The quest for spiritual childhood
THIS is, of course, a challenge for all of us. We have to learn how to remain childlike in spirit even as we age and mature, and gain a lot of experience in life. We have to remember that only when we have this spiritual childhood that we can expect God to reveal himself to us. That’s what Christ clearly said:
“I give praise to you, Father, Lord of heaven and earth, for although you have hidden these things from the wise and the learned you have revealed them to the childlike.” (Mt 11,25)
We have to be wary of our tendency to think and act as if we need God less the more we gain worldly knowledge and wisdom. What should ideally happen is that the more knowledgeable and wise we get, the more humble and simple like a child we should be.
To be childlike, of course, has its share of weaknesses, but what is obvious is that to be like a child is to be innocent, to be bereft of malice, of bad intentions and bad thoughts. These ideals should be pursued by us. These qualities make us have the simplicity of a child.
And simplicity helps us accept and live the faith. It’s what makes us children who accept things first, who allow ourselves to be guided and taught, before asking questions, not out of unbelief but rather for greater understanding.
Remember what our Lord said about the kingdom of heaven. He went as far as to say that it is for little children precisely because of their simplicity: “Suffer the little children, and forbid them not to come to me. For the kingdom of heaven is for such.” (Mt 19,14)

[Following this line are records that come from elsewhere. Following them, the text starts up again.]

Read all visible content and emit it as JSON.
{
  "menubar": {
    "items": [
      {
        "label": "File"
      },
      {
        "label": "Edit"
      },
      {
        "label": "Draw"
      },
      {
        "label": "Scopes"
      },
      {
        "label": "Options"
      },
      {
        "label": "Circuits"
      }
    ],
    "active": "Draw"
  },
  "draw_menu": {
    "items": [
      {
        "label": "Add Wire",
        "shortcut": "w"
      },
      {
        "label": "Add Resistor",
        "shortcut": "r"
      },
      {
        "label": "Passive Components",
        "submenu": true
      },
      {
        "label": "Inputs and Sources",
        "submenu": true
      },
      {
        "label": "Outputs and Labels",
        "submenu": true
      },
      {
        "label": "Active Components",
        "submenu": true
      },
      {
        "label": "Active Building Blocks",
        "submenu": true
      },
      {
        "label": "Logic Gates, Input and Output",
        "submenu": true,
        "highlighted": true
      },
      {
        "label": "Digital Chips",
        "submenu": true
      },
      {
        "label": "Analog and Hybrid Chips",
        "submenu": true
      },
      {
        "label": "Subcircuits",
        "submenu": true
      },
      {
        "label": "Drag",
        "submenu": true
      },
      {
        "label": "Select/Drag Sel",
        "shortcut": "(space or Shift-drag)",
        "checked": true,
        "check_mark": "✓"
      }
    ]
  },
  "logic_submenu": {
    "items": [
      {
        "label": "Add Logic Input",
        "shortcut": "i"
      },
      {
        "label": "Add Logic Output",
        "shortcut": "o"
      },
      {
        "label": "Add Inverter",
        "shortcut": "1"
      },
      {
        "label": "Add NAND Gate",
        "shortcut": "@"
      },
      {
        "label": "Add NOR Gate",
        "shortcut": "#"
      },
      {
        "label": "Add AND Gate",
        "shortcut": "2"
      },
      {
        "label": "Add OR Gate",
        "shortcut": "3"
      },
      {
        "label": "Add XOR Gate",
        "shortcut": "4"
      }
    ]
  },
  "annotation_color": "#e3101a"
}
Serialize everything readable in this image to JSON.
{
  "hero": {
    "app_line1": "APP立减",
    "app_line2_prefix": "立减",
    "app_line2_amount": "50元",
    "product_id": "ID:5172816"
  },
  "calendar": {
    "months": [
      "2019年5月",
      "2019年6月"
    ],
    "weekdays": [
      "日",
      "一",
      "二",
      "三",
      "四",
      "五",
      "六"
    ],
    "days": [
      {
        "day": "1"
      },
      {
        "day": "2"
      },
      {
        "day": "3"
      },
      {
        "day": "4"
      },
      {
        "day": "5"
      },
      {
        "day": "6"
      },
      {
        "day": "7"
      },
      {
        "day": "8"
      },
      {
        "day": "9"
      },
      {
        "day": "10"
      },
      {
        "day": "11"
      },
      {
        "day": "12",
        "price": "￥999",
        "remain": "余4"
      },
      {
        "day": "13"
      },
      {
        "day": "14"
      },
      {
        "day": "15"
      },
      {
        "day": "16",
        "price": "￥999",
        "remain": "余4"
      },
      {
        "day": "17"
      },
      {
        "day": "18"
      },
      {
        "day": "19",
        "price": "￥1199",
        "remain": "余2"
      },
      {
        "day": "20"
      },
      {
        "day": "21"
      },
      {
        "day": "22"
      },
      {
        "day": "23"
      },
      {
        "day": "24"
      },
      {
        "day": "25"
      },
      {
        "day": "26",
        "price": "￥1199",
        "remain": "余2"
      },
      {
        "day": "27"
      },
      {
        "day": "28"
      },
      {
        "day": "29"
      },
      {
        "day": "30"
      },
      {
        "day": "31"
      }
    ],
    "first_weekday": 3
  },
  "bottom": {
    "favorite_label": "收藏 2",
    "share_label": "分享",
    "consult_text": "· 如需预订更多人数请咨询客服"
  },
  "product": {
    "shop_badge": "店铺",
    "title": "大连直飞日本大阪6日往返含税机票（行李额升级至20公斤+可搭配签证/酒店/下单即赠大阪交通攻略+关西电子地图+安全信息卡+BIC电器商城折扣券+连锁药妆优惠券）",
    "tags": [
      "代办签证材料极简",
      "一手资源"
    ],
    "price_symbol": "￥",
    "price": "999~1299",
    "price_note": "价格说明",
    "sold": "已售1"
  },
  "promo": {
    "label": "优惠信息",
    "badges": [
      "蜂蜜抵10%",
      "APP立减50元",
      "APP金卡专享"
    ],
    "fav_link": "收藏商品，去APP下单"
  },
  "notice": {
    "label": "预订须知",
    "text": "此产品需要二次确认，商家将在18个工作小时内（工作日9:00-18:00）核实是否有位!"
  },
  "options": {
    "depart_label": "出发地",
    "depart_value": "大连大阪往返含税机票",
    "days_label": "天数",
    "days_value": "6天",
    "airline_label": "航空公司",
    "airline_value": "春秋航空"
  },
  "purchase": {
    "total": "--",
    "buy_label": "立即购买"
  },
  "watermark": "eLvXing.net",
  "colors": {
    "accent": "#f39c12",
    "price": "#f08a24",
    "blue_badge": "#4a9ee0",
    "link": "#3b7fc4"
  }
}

We need to devise an interior mechanism, more spiritual than material, to keep ourselves like children even as we grow in worldly knowledge and skills, and prone to thinking that we can already live by ourselves, independently of God.
This mechanism can include anything that fosters our presence of God all throughout the day, the practice of rectifying our intention and relating everything that we do to God. We have to break the barrier of awkwardness and incompetence in this regard. We actually have the means. What’s missing is our will to use this mechanism.
And lest we think simplicity is naivete and gullibility, let’s remind ourselves of what our Lord said: “Be wise as serpents and simple as doves.” (Mt 10,16) Simplicity would not be true simplicity if it does not come with cleverness and shrewdness.
Our Lord himself, the epitome of simplicity, is also the epitome of shrewdness. Remember how he read men’s minds, and formed his statements according to what he knew!
That may be a difficult act to follow, but we can always try. We have life itself, with all its cultures, civilizations and our ever-expanding personal experiences, to teach us how to be both clever and simple as our Lord wants us to be.
But we should always be aware of our need to develop this virtue of simplicity. We cannot take this duty for granted, because the logic of our flesh and the logic of the world tend to complicate us.
The false glitter of the celebrity world, the escape mechanisms of sex and drugs, the anomalies of abortion, contraception, same-sex unions, etc., indicate the extent to which our complications have worsened. We are actually ripe for a disaster unless we change.